Не могу вспомнить, на что я использовал этот огромный промежуток времени от получения письма до наступления следующего дня, но только в половине одиннадцатого я уже нетерпеливо мерил шагами тротуар перед великолепным входом в музей, украшенный огромными колоннами. Я жадно всматривался в лица проходивших и проезжавших мимо. Минуты тянулись убийственно медленно, но наконец, когда мелодичный звон колокола на соседней церкви возвестил о наступлении одиннадцати часов и к нему немедленно присоединились колокола других храмов, я увидел, что из-за угла выехала изящная карета, в которой сидела Филлис. Подать ей знак и отворить дверцу экипажа было для меня делом одной минуты.
— Ах, Дик, — ответила она на мой вопрос с плутовской улыбкой на прекрасных губах, — вы даже вообразить не можете, сколько препятствий мне пришлось преодолеть, чтобы приехать сюда. Отец собирался вместе со мной посетить тысячу мест, и мне едва удалось от него удрать.
— Наверно, вы сделали вид, что поехали к портнихе, — добавил я со смехом, чтобы показать ей, что я тоже кое-что знаю о женских проделках.
— Надеюсь, что отец так и подумал, — ответила она, очаровательно зардевшись, — но сердце сказало мне, что я должна увидеться с вами во что бы то ни стало.
В этот момент мы оказались в вестибюле музея. Десятки хорошеньких элегантных девушек проходили мимо нас, но моя прекрасная спутница была красивее всех.
— Филлис, дорогая моя, — сказал я, — мы так давно не виделись!.. За это время у вас была возможность все хорошо обдумать. Скажите же, согласны ли вы подарить мне свою любовь?

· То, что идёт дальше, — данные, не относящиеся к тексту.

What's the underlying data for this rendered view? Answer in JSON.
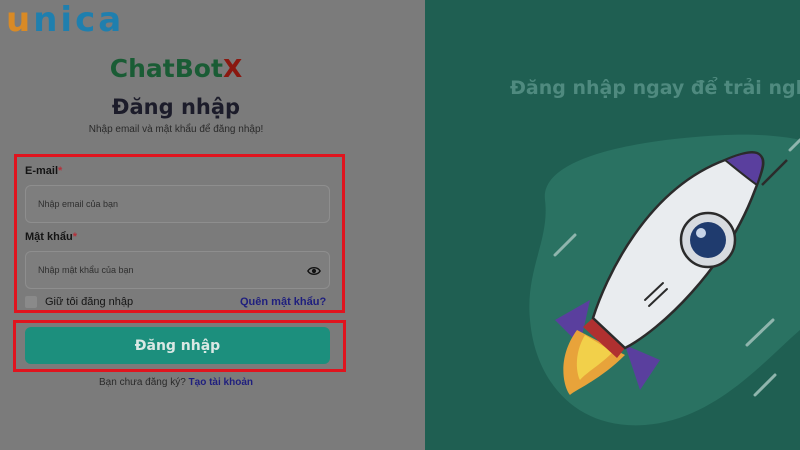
{
  "logo": {
    "u": "u",
    "rest": "nica"
  },
  "brand": {
    "main": "ChatBot",
    "accent": "X"
  },
  "form": {
    "title": "Đăng nhập",
    "subtitle": "Nhập email và mật khẩu để đăng nhập!",
    "email_label": "E-mail",
    "email_placeholder": "Nhập email của bạn",
    "password_label": "Mật khẩu",
    "password_placeholder": "Nhập mật khẩu của bạn",
    "required_mark": "*",
    "remember_label": "Giữ tôi đăng nhập",
    "forgot_label": "Quên mật khẩu?",
    "submit_label": "Đăng nhập",
    "signup_prompt": "Bạn chưa đăng ký?",
    "signup_link": "Tạo tài khoản"
  },
  "hero": {
    "title": "Đăng nhập ngay để trải nghi"
  },
  "colors": {
    "accent": "#1c8f7d",
    "highlight": "#e0141e",
    "panel": "#1f5f52"
  }
}
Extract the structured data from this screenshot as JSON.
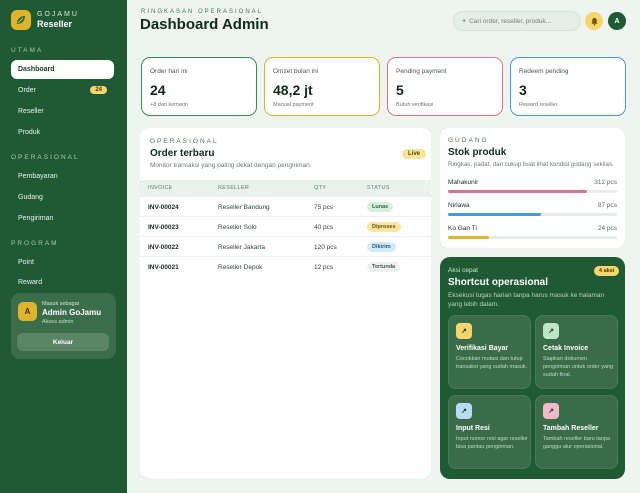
{
  "brand": {
    "top": "GOJAMU",
    "bottom": "Reseller"
  },
  "sidebar": {
    "sections": [
      {
        "label": "UTAMA"
      },
      {
        "label": "OPERASIONAL"
      },
      {
        "label": "PROGRAM"
      }
    ],
    "items": [
      {
        "label": "Dashboard"
      },
      {
        "label": "Order",
        "badge": "24"
      },
      {
        "label": "Reseller"
      },
      {
        "label": "Produk"
      },
      {
        "label": "Pembayaran"
      },
      {
        "label": "Gudang"
      },
      {
        "label": "Pengiriman"
      },
      {
        "label": "Point"
      },
      {
        "label": "Reward"
      }
    ],
    "user": {
      "caption": "Masuk sebagai",
      "name": "Admin GoJamu",
      "role": "Akses admin",
      "initial": "A",
      "logout": "Keluar"
    }
  },
  "header": {
    "eyebrow": "RINGKASAN OPERASIONAL",
    "title": "Dashboard Admin",
    "search_placeholder": "Cari order, reseller, produk...",
    "avatar_initial": "A"
  },
  "stats": [
    {
      "label": "Order hari ini",
      "value": "24",
      "note": "+8 dari kemarin",
      "color": "#3d8a58"
    },
    {
      "label": "Omzet bulan ini",
      "value": "48,2 jt",
      "note": "Manual payment",
      "color": "#e0b42a"
    },
    {
      "label": "Pending payment",
      "value": "5",
      "note": "Butuh verifikasi",
      "color": "#d9748f"
    },
    {
      "label": "Redeem pending",
      "value": "3",
      "note": "Reward reseller",
      "color": "#4a9bd1"
    }
  ],
  "orders": {
    "eyebrow": "OPERASIONAL",
    "title": "Order terbaru",
    "subtitle": "Monitor transaksi yang paling dekat dengan pengiriman.",
    "badge": "Live",
    "columns": [
      "INVOICE",
      "RESELLER",
      "QTY",
      "STATUS"
    ],
    "rows": [
      {
        "invoice": "INV-00024",
        "reseller": "Reseller Bandung",
        "qty": "75 pcs",
        "status": "Lunas",
        "bg": "#d6efdc",
        "fg": "#2b6a3f"
      },
      {
        "invoice": "INV-00023",
        "reseller": "Reseller Solo",
        "qty": "40 pcs",
        "status": "Diproses",
        "bg": "#f8e6a3",
        "fg": "#6b5208"
      },
      {
        "invoice": "INV-00022",
        "reseller": "Reseller Jakarta",
        "qty": "120 pcs",
        "status": "Dikirim",
        "bg": "#d6e9f8",
        "fg": "#1f5a85"
      },
      {
        "invoice": "INV-00021",
        "reseller": "Reseller Depok",
        "qty": "12 pcs",
        "status": "Tertunda",
        "bg": "#edf0ee",
        "fg": "#4b5850"
      }
    ]
  },
  "stock": {
    "eyebrow": "GUDANG",
    "title": "Stok produk",
    "subtitle": "Ringkas, padat, dan cukup buat lihat kondisi gudang sekilas.",
    "items": [
      {
        "name": "Mahakunir",
        "qty": "312 pcs",
        "level": 0.82,
        "color": "#d9748f"
      },
      {
        "name": "Nirlawa",
        "qty": "87 pcs",
        "level": 0.55,
        "color": "#4a9bd1"
      },
      {
        "name": "Ko Gan Ti",
        "qty": "24 pcs",
        "level": 0.24,
        "color": "#e0b42a"
      }
    ]
  },
  "shortcuts": {
    "eyebrow": "Aksi cepat",
    "badge": "4 aksi",
    "title": "Shortcut operasional",
    "subtitle": "Eksekusi tugas harian tanpa harus masuk ke halaman yang lebih dalam.",
    "tiles": [
      {
        "title": "Verifikasi Bayar",
        "desc": "Cocokkan mutasi dan tutup transaksi yang sudah masuk.",
        "color": "#f6d56a"
      },
      {
        "title": "Cetak Invoice",
        "desc": "Siapkan dokumen pengiriman untuk order yang sudah final.",
        "color": "#bfe6c8"
      },
      {
        "title": "Input Resi",
        "desc": "Input nomor resi agar reseller bisa pantau pengiriman.",
        "color": "#b9dcf5"
      },
      {
        "title": "Tambah Reseller",
        "desc": "Tambah reseller baru tanpa ganggu alur operasional.",
        "color": "#f3b9c8"
      }
    ],
    "icon_glyph": "↗"
  }
}
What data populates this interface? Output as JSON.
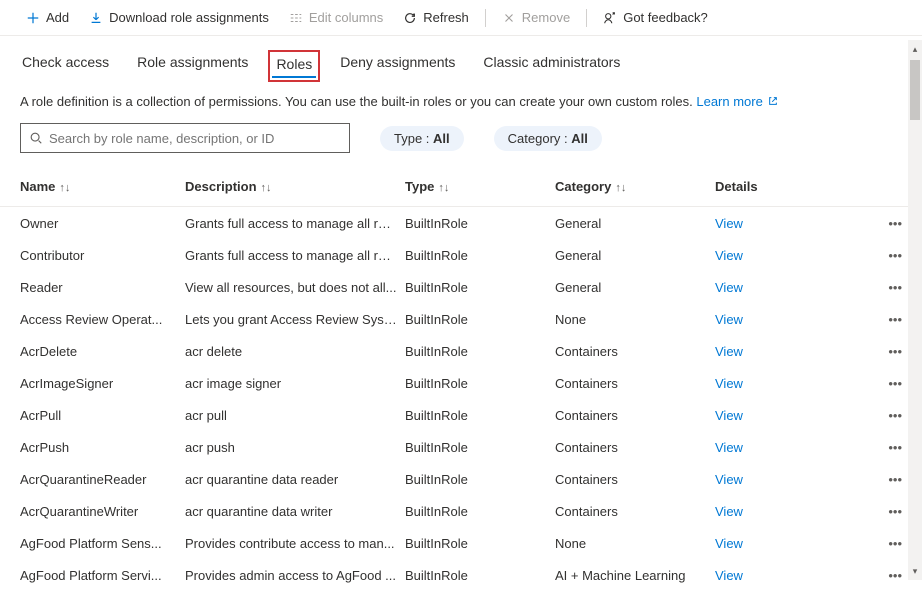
{
  "toolbar": {
    "add": "Add",
    "download": "Download role assignments",
    "edit_columns": "Edit columns",
    "refresh": "Refresh",
    "remove": "Remove",
    "feedback": "Got feedback?"
  },
  "tabs": {
    "check_access": "Check access",
    "role_assignments": "Role assignments",
    "roles": "Roles",
    "deny_assignments": "Deny assignments",
    "classic_admins": "Classic administrators"
  },
  "description": {
    "text": "A role definition is a collection of permissions. You can use the built-in roles or you can create your own custom roles. ",
    "learn_more": "Learn more"
  },
  "search": {
    "placeholder": "Search by role name, description, or ID"
  },
  "filters": {
    "type_label": "Type : ",
    "type_value": "All",
    "category_label": "Category : ",
    "category_value": "All"
  },
  "columns": {
    "name": "Name",
    "description": "Description",
    "type": "Type",
    "category": "Category",
    "details": "Details"
  },
  "view_label": "View",
  "rows": [
    {
      "name": "Owner",
      "description": "Grants full access to manage all res...",
      "type": "BuiltInRole",
      "category": "General"
    },
    {
      "name": "Contributor",
      "description": "Grants full access to manage all res...",
      "type": "BuiltInRole",
      "category": "General"
    },
    {
      "name": "Reader",
      "description": "View all resources, but does not all...",
      "type": "BuiltInRole",
      "category": "General"
    },
    {
      "name": "Access Review Operat...",
      "description": "Lets you grant Access Review Syste...",
      "type": "BuiltInRole",
      "category": "None"
    },
    {
      "name": "AcrDelete",
      "description": "acr delete",
      "type": "BuiltInRole",
      "category": "Containers"
    },
    {
      "name": "AcrImageSigner",
      "description": "acr image signer",
      "type": "BuiltInRole",
      "category": "Containers"
    },
    {
      "name": "AcrPull",
      "description": "acr pull",
      "type": "BuiltInRole",
      "category": "Containers"
    },
    {
      "name": "AcrPush",
      "description": "acr push",
      "type": "BuiltInRole",
      "category": "Containers"
    },
    {
      "name": "AcrQuarantineReader",
      "description": "acr quarantine data reader",
      "type": "BuiltInRole",
      "category": "Containers"
    },
    {
      "name": "AcrQuarantineWriter",
      "description": "acr quarantine data writer",
      "type": "BuiltInRole",
      "category": "Containers"
    },
    {
      "name": "AgFood Platform Sens...",
      "description": "Provides contribute access to man...",
      "type": "BuiltInRole",
      "category": "None"
    },
    {
      "name": "AgFood Platform Servi...",
      "description": "Provides admin access to AgFood ...",
      "type": "BuiltInRole",
      "category": "AI + Machine Learning"
    }
  ]
}
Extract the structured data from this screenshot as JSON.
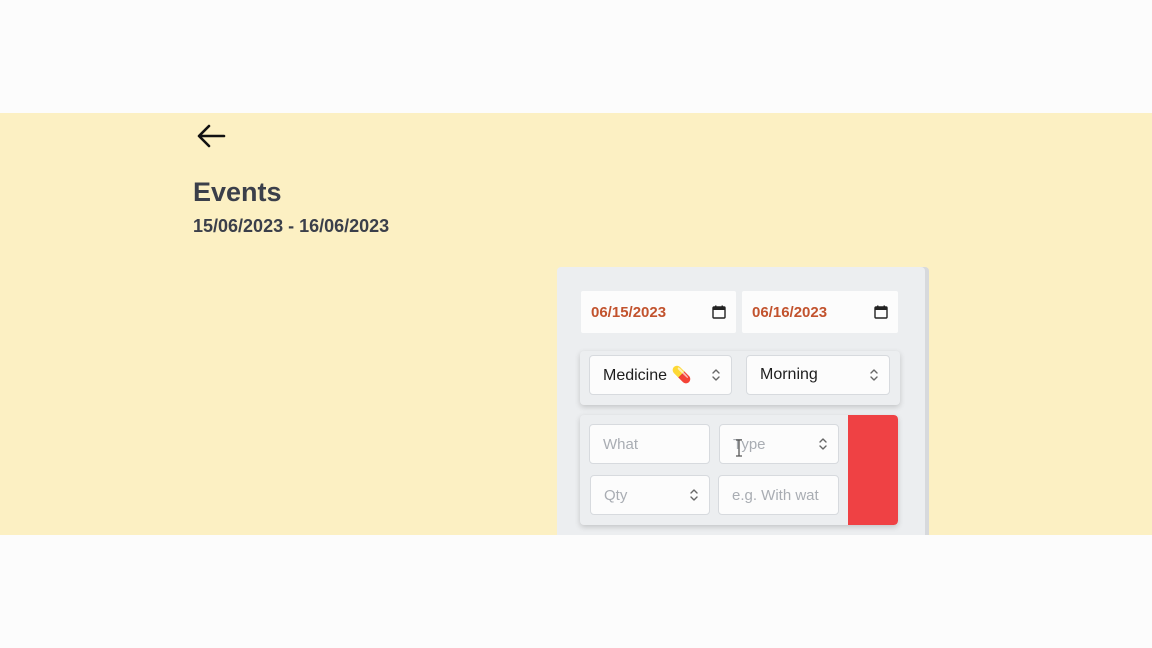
{
  "header": {
    "back_icon": "arrow-left-icon",
    "title": "Events",
    "date_range": "15/06/2023 - 16/06/2023"
  },
  "filters": {
    "date_from": "06/15/2023",
    "date_to": "06/16/2023",
    "calendar_icon": "calendar-icon"
  },
  "event": {
    "category": "Medicine 💊",
    "time_of_day": "Morning"
  },
  "item": {
    "what_placeholder": "What",
    "type_placeholder": "Type",
    "qty_placeholder": "Qty",
    "note_placeholder": "e.g. With wat"
  },
  "colors": {
    "background": "#fcf0c3",
    "date_text": "#c2532e",
    "remove_button": "#ef4144",
    "heading": "#3b3f4a"
  }
}
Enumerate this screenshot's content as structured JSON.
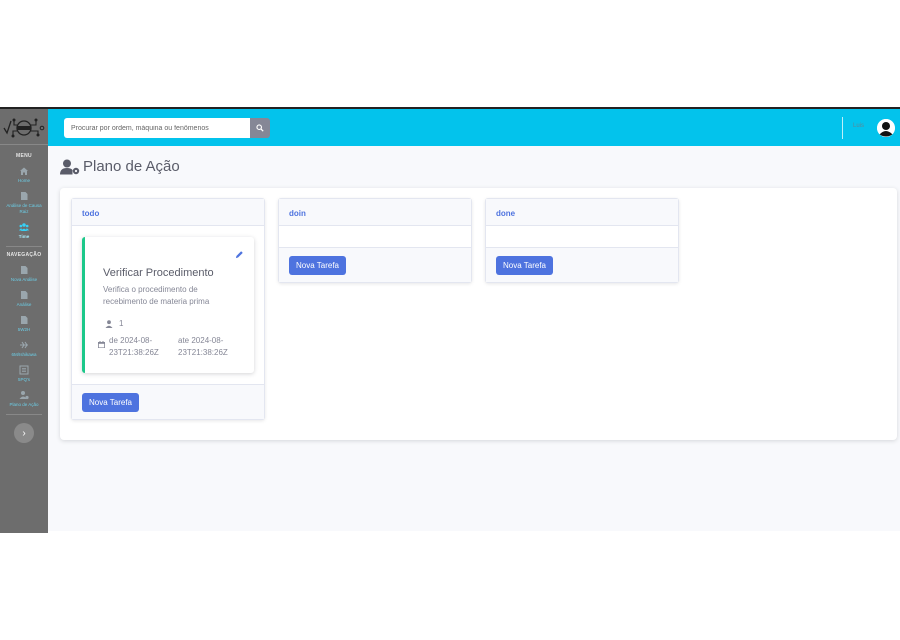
{
  "sidebar": {
    "menu_heading": "MENU",
    "nav_heading": "NAVEGAÇÃO",
    "items": [
      {
        "label": "Home"
      },
      {
        "label": "Análise de Causa Raiz"
      },
      {
        "label": "Time"
      },
      {
        "label": "Nova Análise"
      },
      {
        "label": "Análise"
      },
      {
        "label": "5W2H"
      },
      {
        "label": "6M/Ishikawa"
      },
      {
        "label": "5PQ's"
      },
      {
        "label": "Plano de Ação"
      }
    ],
    "toggle_icon": "chevron-right-icon"
  },
  "topbar": {
    "search_placeholder": "Procurar por ordem, máquina ou fenômenos",
    "search_icon": "search-icon",
    "user_name": "Luis",
    "avatar_icon": "user-circle-icon"
  },
  "page": {
    "title": "Plano de Ação",
    "title_icon": "user-cog-icon"
  },
  "board": {
    "columns": [
      {
        "title": "todo",
        "button": "Nova Tarefa",
        "tasks": [
          {
            "title": "Verificar Procedimento",
            "description": "Verifica o procedimento de recebimento de materia prima",
            "count": "1",
            "date_from": "de 2024-08-23T21:38:26Z",
            "date_to": "ate 2024-08-23T21:38:26Z"
          }
        ]
      },
      {
        "title": "doin",
        "button": "Nova Tarefa",
        "tasks": []
      },
      {
        "title": "done",
        "button": "Nova Tarefa",
        "tasks": []
      }
    ]
  },
  "colors": {
    "topbar": "#03c3ec",
    "sidebar": "#6d6d6d",
    "primary": "#4e73df",
    "success_border": "#1cc88a",
    "sidebar_link": "#6ccde6"
  }
}
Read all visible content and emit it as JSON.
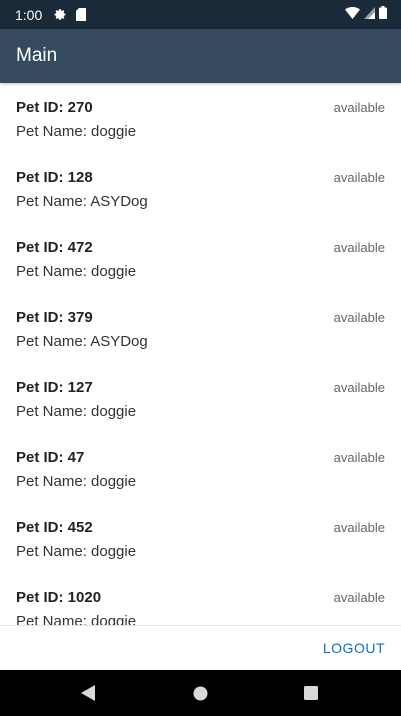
{
  "status_bar": {
    "time": "1:00",
    "icons": [
      "settings-icon",
      "sd-card-icon",
      "wifi-icon",
      "signal-icon",
      "battery-icon"
    ]
  },
  "app_bar": {
    "title": "Main"
  },
  "pets": [
    {
      "id_label": "Pet ID: 270",
      "name_label": "Pet Name: doggie",
      "status": "available"
    },
    {
      "id_label": "Pet ID: 128",
      "name_label": "Pet Name: ASYDog",
      "status": "available"
    },
    {
      "id_label": "Pet ID: 472",
      "name_label": "Pet Name: doggie",
      "status": "available"
    },
    {
      "id_label": "Pet ID: 379",
      "name_label": "Pet Name: ASYDog",
      "status": "available"
    },
    {
      "id_label": "Pet ID: 127",
      "name_label": "Pet Name: doggie",
      "status": "available"
    },
    {
      "id_label": "Pet ID: 47",
      "name_label": "Pet Name: doggie",
      "status": "available"
    },
    {
      "id_label": "Pet ID: 452",
      "name_label": "Pet Name: doggie",
      "status": "available"
    },
    {
      "id_label": "Pet ID: 1020",
      "name_label": "Pet Name: doggie",
      "status": "available"
    }
  ],
  "footer": {
    "logout_label": "LOGOUT"
  },
  "nav_bar": {
    "icons": [
      "back-icon",
      "home-icon",
      "recents-icon"
    ]
  },
  "colors": {
    "status_bar": "#1b2a38",
    "app_bar": "#354a5f",
    "accent": "#0a6ed1"
  }
}
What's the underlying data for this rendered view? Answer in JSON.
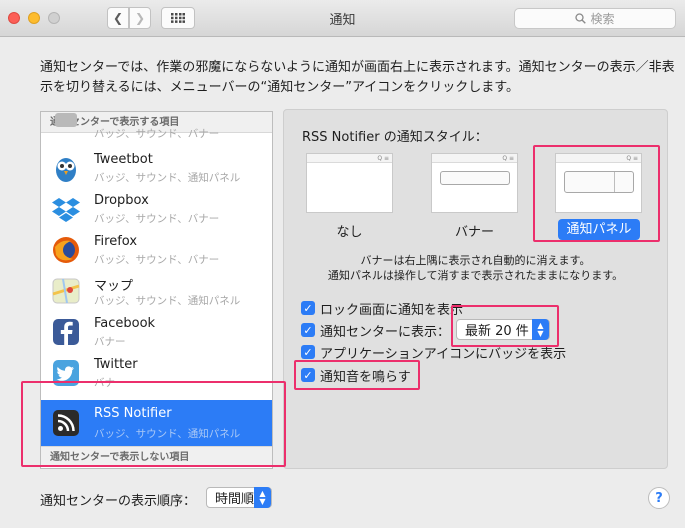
{
  "window": {
    "title": "通知"
  },
  "search": {
    "placeholder": "検索"
  },
  "description": "通知センターでは、作業の邪魔にならないように通知が画面右上に表示されます。通知センターの表示／非表示を切り替えるには、メニューバーの“通知センター”アイコンをクリックします。",
  "app_list": {
    "section_shown": "通知センターで表示する項目",
    "section_hidden": "通知センターで表示しない項目",
    "partial_row_sub": "バッジ、サウンド、バナー",
    "items": [
      {
        "name": "Tweetbot",
        "sub": "バッジ、サウンド、通知パネル",
        "icon": "tweetbot-icon"
      },
      {
        "name": "Dropbox",
        "sub": "バッジ、サウンド、バナー",
        "icon": "dropbox-icon"
      },
      {
        "name": "Firefox",
        "sub": "バッジ、サウンド、バナー",
        "icon": "firefox-icon"
      },
      {
        "name": "マップ",
        "sub": "バッジ、サウンド、通知パネル",
        "icon": "maps-icon"
      },
      {
        "name": "Facebook",
        "sub": "バナー",
        "icon": "facebook-icon"
      },
      {
        "name": "Twitter",
        "sub": "バナー",
        "icon": "twitter-icon"
      },
      {
        "name": "RSS Notifier",
        "sub": "バッジ、サウンド、通知パネル",
        "icon": "rss-icon",
        "selected": true
      }
    ]
  },
  "style_panel": {
    "header": "RSS Notifier の通知スタイル：",
    "styles": [
      "なし",
      "バナー",
      "通知パネル"
    ],
    "selected_style": "通知パネル",
    "note_line1": "バナーは右上隅に表示され自動的に消えます。",
    "note_line2": "通知パネルは操作して消すまで表示されたままになります。",
    "thumb_bar": "Q ≡",
    "options": {
      "lock_screen": "ロック画面に通知を表示",
      "show_in_nc": "通知センターに表示：",
      "nc_count": "最新 20 件",
      "badge": "アプリケーションアイコンにバッジを表示",
      "sound": "通知音を鳴らす"
    }
  },
  "bottom": {
    "sort_label": "通知センターの表示順序：",
    "sort_value": "時間順",
    "help": "?"
  },
  "colors": {
    "accent": "#2c7cf6",
    "highlight": "#ec2f6c"
  }
}
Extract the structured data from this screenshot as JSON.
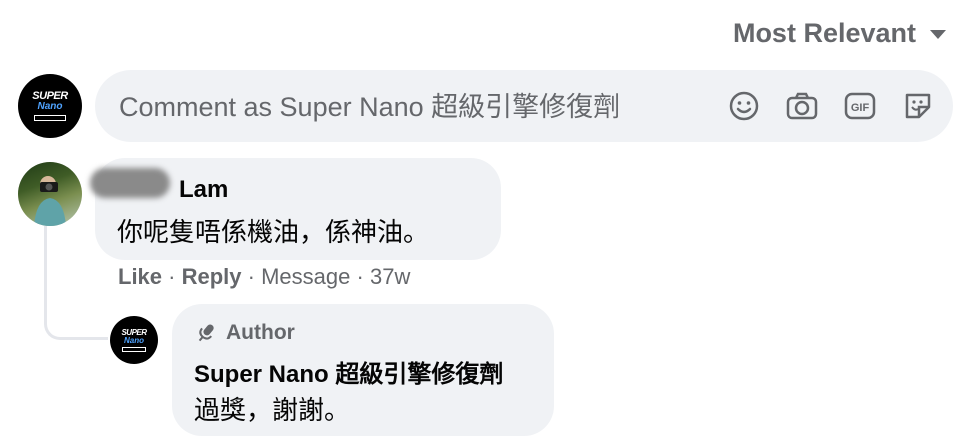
{
  "sort": {
    "label": "Most Relevant"
  },
  "composer": {
    "placeholder": "Comment as Super Nano 超級引擎修復劑",
    "icons": [
      "emoji-icon",
      "camera-icon",
      "gif-icon",
      "sticker-icon"
    ]
  },
  "page_avatar": {
    "brand_top": "SUPER",
    "brand_bottom": "Nano"
  },
  "comment": {
    "author_visible": "Lam",
    "text": "你呢隻唔係機油，係神油。",
    "actions": {
      "like": "Like",
      "reply": "Reply",
      "message": "Message",
      "time": "37w"
    }
  },
  "reply": {
    "badge": "Author",
    "author": "Super Nano 超級引擎修復劑",
    "text": "過獎，謝謝。"
  }
}
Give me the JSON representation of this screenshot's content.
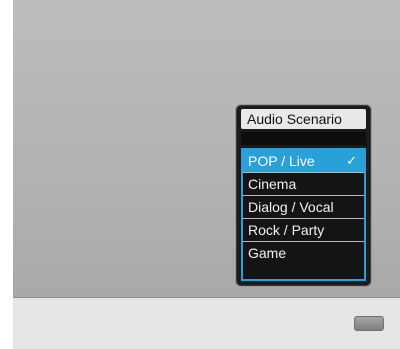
{
  "osd": {
    "title": "Audio Scenario",
    "items": [
      {
        "label": "POP / Live",
        "selected": true
      },
      {
        "label": "Cinema",
        "selected": false
      },
      {
        "label": "Dialog / Vocal",
        "selected": false
      },
      {
        "label": "Rock / Party",
        "selected": false
      },
      {
        "label": "Game",
        "selected": false
      }
    ],
    "check_glyph": "✓"
  }
}
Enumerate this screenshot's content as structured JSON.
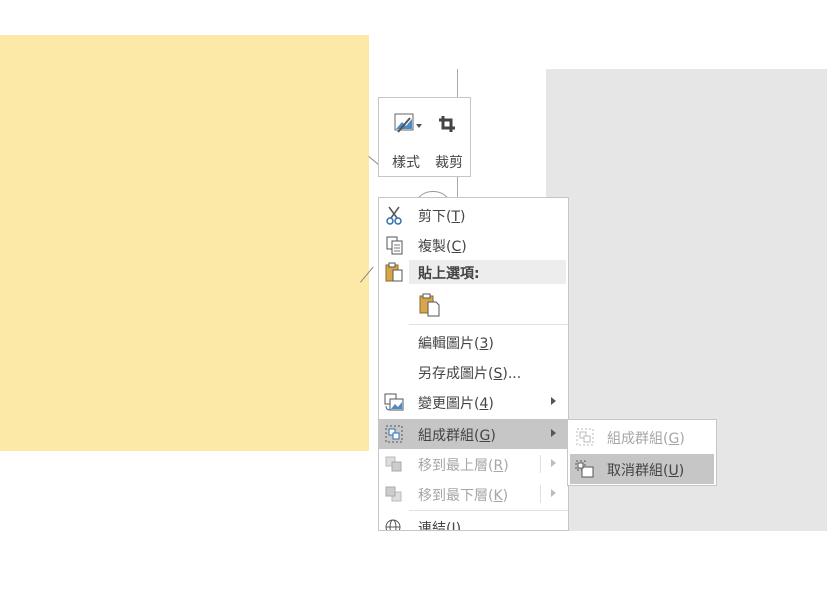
{
  "toolbar": {
    "style_label": "樣式",
    "crop_label": "裁剪"
  },
  "menu": {
    "cut": {
      "text": "剪下(",
      "key": "T",
      "tail": ")"
    },
    "copy": {
      "text": "複製(",
      "key": "C",
      "tail": ")"
    },
    "paste_header": "貼上選項:",
    "edit_picture": {
      "text": "編輯圖片(",
      "key": "3",
      "tail": ")"
    },
    "save_as_picture": {
      "text": "另存成圖片(",
      "key": "S",
      "tail": ")..."
    },
    "change_picture": {
      "text": "變更圖片(",
      "key": "4",
      "tail": ")"
    },
    "group": {
      "text": "組成群組(",
      "key": "G",
      "tail": ")"
    },
    "bring_to_front": {
      "text": "移到最上層(",
      "key": "R",
      "tail": ")"
    },
    "send_to_back": {
      "text": "移到最下層(",
      "key": "K",
      "tail": ")"
    },
    "link": {
      "text": "連結(",
      "key": "I",
      "tail": ")"
    }
  },
  "submenu": {
    "group": {
      "text": "組成群組(",
      "key": "G",
      "tail": ")"
    },
    "ungroup": {
      "text": "取消群組(",
      "key": "U",
      "tail": ")"
    }
  },
  "colors": {
    "shape_fill": "#fce9a7",
    "highlight": "#c6c6c6",
    "disabled_text": "#a6a6a6"
  }
}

Она взглянула мне прямо в глаза.
— Ни на одну минуту я не усомнилась в этом, Дик, и не изменила решения. Я уже сказала вам это однажды и не желаю брать свое слово обратно. Достаточно ли вам знать, что я люблю вас и, что бы ни произошло, буду только вашей или ничьей?..
— Да, этого достаточно, — торжественно произнес я. — Но, Филлис, как же нам поступить, ведь ваш отец настроен решительно?
— Я теряюсь в догадках, какова причина его упорства. Он всегда обожал меня и говорил, что никогда не станет стеснять меня в выборе супруга. Но теперь… теперь какая-то тайна встала между нами, чья-то воля идет нам наперекор. Тут таится нечто, чему у меня нет объяснения. Отец совершенно изменился. То он непременно желал ехать в Лондон, а теперь мне часто кажется, что он боится тут встретить кого-то, но кого именно — я не знаю. Меня мучит это. Мне совершенно непонятно поведение отца.